Make the ResLog job optionally multi-GPU?

Guillaume · October 11, 2024, 6:34pm

Hello,

I am running a ResLog job with a massive dataset of ~2.4 M particles, and it is probably going to time out (our slurm cluster has a max time of 72 hours for the partition that CryoSPARC submits its jobs to).

If I understand this job correctly, it could benefit from being multi-GPU since the reconstructions with different numbers of particles are done separately, right? If not, never mind.

And for now I will try to run it with less steps or with a random subset of the particles (if this first attempt times out).

Thanks!

wtempel · October 16, 2024, 4:05pm

@Guillaume May we ask:

What are the box and pixel sizes of the particles?
How long does a Homogeneous Reconstruction Only job take for the same ≈2.4 M particles?

Guillaume · October 16, 2024, 4:38pm

Yes I forgot to specify this, sorry. This is a huge box: 648 pixels (pixel size ~0.5 A/px).

I did not try to run ResLog with a smaller reconstruction box size because I wasn’t sure how it would affect the resolution estimation.

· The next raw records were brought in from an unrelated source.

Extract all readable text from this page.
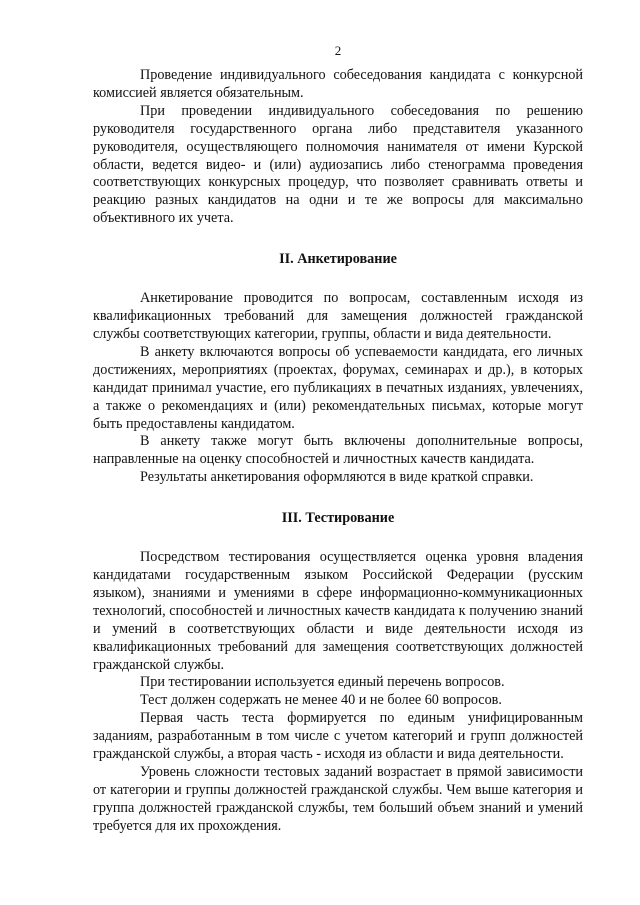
2

Проведение индивидуального собеседования кандидата с конкурсной комиссией является обязательным.

При проведении индивидуального собеседования по решению руководителя государственного органа либо представителя указанного руководителя, осуществляющего полномочия нанимателя от имени Курской области, ведется видео- и (или) аудиозапись либо стенограмма проведения соответствующих конкурсных процедур, что позволяет сравнивать ответы и реакцию разных кандидатов на одни и те же вопросы для максимально объективного их учета.

II. Анкетирование

Анкетирование проводится по вопросам, составленным исходя из квалификационных требований для замещения должностей гражданской службы соответствующих категории, группы, области и вида деятельности.

В анкету включаются вопросы об успеваемости кандидата, его личных достижениях, мероприятиях (проектах, форумах, семинарах и др.), в которых кандидат принимал участие, его публикациях в печатных изданиях, увлечениях, а также о рекомендациях и (или) рекомендательных письмах, которые могут быть предоставлены кандидатом.

В анкету также могут быть включены дополнительные вопросы, направленные на оценку способностей и личностных качеств кандидата.

Результаты анкетирования оформляются в виде краткой справки.

III. Тестирование

Посредством тестирования осуществляется оценка уровня владения кандидатами государственным языком Российской Федерации (русским языком), знаниями и умениями в сфере информационно-коммуникационных технологий, способностей и личностных качеств кандидата к получению знаний и умений в соответствующих области и виде деятельности исходя из квалификационных требований для замещения соответствующих должностей гражданской службы.

При тестировании используется единый перечень вопросов.

Тест должен содержать не менее 40 и не более 60 вопросов.

Первая часть теста формируется по единым унифицированным заданиям, разработанным в том числе с учетом категорий и групп должностей гражданской службы, а вторая часть - исходя из области и вида деятельности.

Уровень сложности тестовых заданий возрастает в прямой зависимости от категории и группы должностей гражданской службы. Чем выше категория и группа должностей гражданской службы, тем больший объем знаний и умений требуется для их прохождения.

“Homogeneous reconstruction only” of this entire set took a bit more than 20 hours. Homogeneous refinement took a bit more than 25 hours (I expected a bigger difference in run time between these two jobs).
I can’t verify whether these two jobs and the ResLog job ran on the same node, but they got to run on either a 3080 Ti or an A5000.

I realized that I ran my first attempt at the ResLog job with settings that caused many reconstructions: 1000 particles in the initial sample size, multiplier 1.5, error bars on.
I ran it again with multiplier 4 and no error bars, and it completed in a bit more than 55 hours. So in this job I have 7 points (only 6 being useful for the fit, since the 7th is very close to the 6th), and this is probably still more than enough to constrain the linear fit.

So, new suggestion: it could be simpler to have a parameter asking how many data points we want (with a reasonable default value, maybe 4 or 5 points?), and subsequently automatically calculate the multiplier and initial sample size that result in this many points equally spaced on the log scale and starting from the total number of particles for the highest point.

Guillaume · October 16, 2024, 4:47pm

Another thing, it would be nice if the ResLog job reported the slope and intercept of the fit line. As it is now, one needs to download the text file with the resolution and sample size values and fit the line to get the slope and intercept. It’s not very difficult to do, but an additional step when getting these numbers is the primary reason to run a ResLog job.

kelder · October 21, 2024, 4:40pm

Hi @Guillaume,

Thank you for the suggestions, these feature requests have been recorded!

Katherine

Guillaume · December 8, 2024, 10:16am

The performance issues I reported here seem no longer relevant.

This ResLog job described in my last post above took 55 hours 30 min when we had CryoSPARC 4.5.
Now, after upgrading to CryoSPARC 4.6 and applying some performance optimizations on our cluster (all related to I/O), the same job (cloned) took 2 hours 49 min. This is a massive improvement.

In both cases I subtracted the time it took to copy the particles to the cache. The comparison would not be fair otherwise, since for the first job the particles were already in cache and it took only 40 s to check it, while for the second they needed to be copied over again.

@daniel.s.d.larsson has more examples of the improvements we got on our cluster after these optimizations.

That said, the suggestion to report the slope and intercept of the linear fit in the job log still stands.